When Richie and I are together for a performance, we often go into the studio for a day or two to capture the essence of our collaboration in that time and place. As I traced the arc of the past ten years of these ad hoc sessions, I found a storyline of dreams, the night sky, the morning sun, birth, death, the unseen, and of course, love. The narrative of Varuna is shaped from our favorite sessions in Leipzig, Germany in 2006 and Berkeley, California in 2012, with some additional recording done specifically for this album in 2015.
Most of the songs are introspective. As Richie noted, our feelings about the music have deepened over time. He said, “One of the good things about getting older, if you can hold on to your health, is that certain things get easier. You become more yourself. This is hard won over years of gigs, traveling, recordings, and all the in-between times of deep, long conversations about life and music, which are just as important as rehearsing. We’ve gained experience and, above all, humanity.”

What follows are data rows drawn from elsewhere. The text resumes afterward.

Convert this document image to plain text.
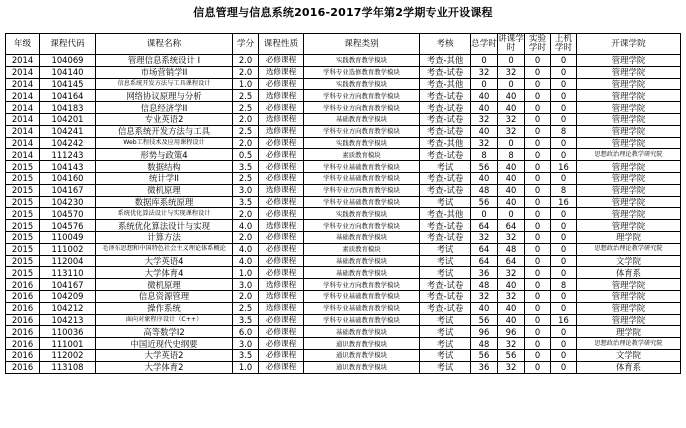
信息管理与信息系统2016-2017学年第2学期专业开设课程
年级	课程代码	课程名称	学分	课程性质	课程类别	考核	总学时	讲课学时	实验学时	上机学时	开课学院
2014	104069	管理信息系统设计 I	2.0	必修课程	实践教育教学模块	考查-其他	0	0	0	0	管理学院
2014	104140	市场营销学II	2.0	选修课程	学科专业选修教育教学模块	考查-试卷	32	32	0	0	管理学院
2014	104145	信息系统开发方法与工具课程设计	1.0	必修课程	实践教育教学模块	考查-其他	0	0	0	0	管理学院
2014	104164	网络协议原理与分析	2.5	选修课程	学科专业方向教育教学模块	考查-试卷	40	40	0	0	管理学院
2014	104183	信息经济学II	2.5	必修课程	学科专业方向教育教学模块	考查-试卷	40	40	0	0	管理学院
2014	104201	专业英语2	2.0	选修课程	基础教育教学模块	考查-试卷	32	32	0	0	管理学院
2014	104241	信息系统开发方法与工具	2.5	选修课程	学科专业方向教育教学模块	考查-试卷	40	32	0	8	管理学院
2014	104242	Web工程技术及应用课程设计	2.0	必修课程	实践教育教学模块	考查-其他	32	0	0	0	管理学院
2014	111243	形势与政策4	0.5	必修课程	素质教育模块	考查-试卷	8	8	0	0	思想政治理论教学研究院
2015	104143	数据结构	3.5	必修课程	学科专业基础教育教学模块	考试	56	40	0	16	管理学院
2015	104160	统计学II	2.5	必修课程	学科专业基础教育教学模块	考查-试卷	40	40	0	0	管理学院
2015	104167	微机原理	3.0	选修课程	学科专业方向教育教学模块	考查-试卷	48	40	0	8	管理学院
2015	104230	数据库系统原理	3.5	必修课程	学科专业基础教育教学模块	考试	56	40	0	16	管理学院
2015	104570	系统优化算法设计与实现课程设计	2.0	必修课程	实践教育教学模块	考查-其他	0	0	0	0	管理学院
2015	104576	系统优化算法设计与实现	4.0	选修课程	学科专业方向教育教学模块	考查-试卷	64	64	0	0	管理学院
2015	110049	计算方法	2.0	必修课程	基础教育教学模块	考查-试卷	32	32	0	0	理学院
2015	111002	毛泽东思想和中国特色社会主义理论体系概论	4.0	必修课程	素质教育模块	考试	64	48	0	0	思想政治理论教学研究院
2015	112004	大学英语4	4.0	必修课程	基础教育教学模块	考试	64	64	0	0	文学院
2015	113110	大学体育4	1.0	必修课程	基础教育教学模块	考试	36	32	0	0	体育系
2016	104167	微机原理	3.0	选修课程	学科专业方向教育教学模块	考查-试卷	48	40	0	8	管理学院
2016	104209	信息资源管理	2.0	选修课程	学科专业基础教育教学模块	考查-试卷	32	32	0	0	管理学院
2016	104212	操作系统	2.5	选修课程	学科专业基础教育教学模块	考查-试卷	40	40	0	0	管理学院
2016	104213	面向对象程序设计（C++）	3.5	必修课程	学科专业基础教育教学模块	考试	56	40	0	16	管理学院
2016	110036	高等数学I2	6.0	必修课程	基础教育教学模块	考试	96	96	0	0	理学院
2016	111001	中国近现代史纲要	3.0	必修课程	通识教育教学模块	考试	48	32	0	0	思想政治理论教学研究院
2016	112002	大学英语2	3.5	必修课程	通识教育教学模块	考试	56	56	0	0	文学院
2016	113108	大学体育2	1.0	必修课程	通识教育教学模块	考试	36	32	0	0	体育系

Were it not for Richie, I might not be singing today. His insistence and belief in me as an artist have never wavered. Of course, Richie’s mastery has never been in question. He has developed a unique voice in the history of jazz, and his students read like a Who’s Who of contemporary pianists. His classically infused playing provokes an interplay that is both familiar and complex, offering unexpected turns leavened with a healthy dose of humor.
Varuna is a Vedic god who presides over the celestial waters. It’s also the name of a new dwarf planet, or a moon, that astronomers recently discovered hiding near Pluto. The harmony of the spheres, the miracle of space and time, and the joining of two musicians are all magical phenomena. I hope you find that magic in our music.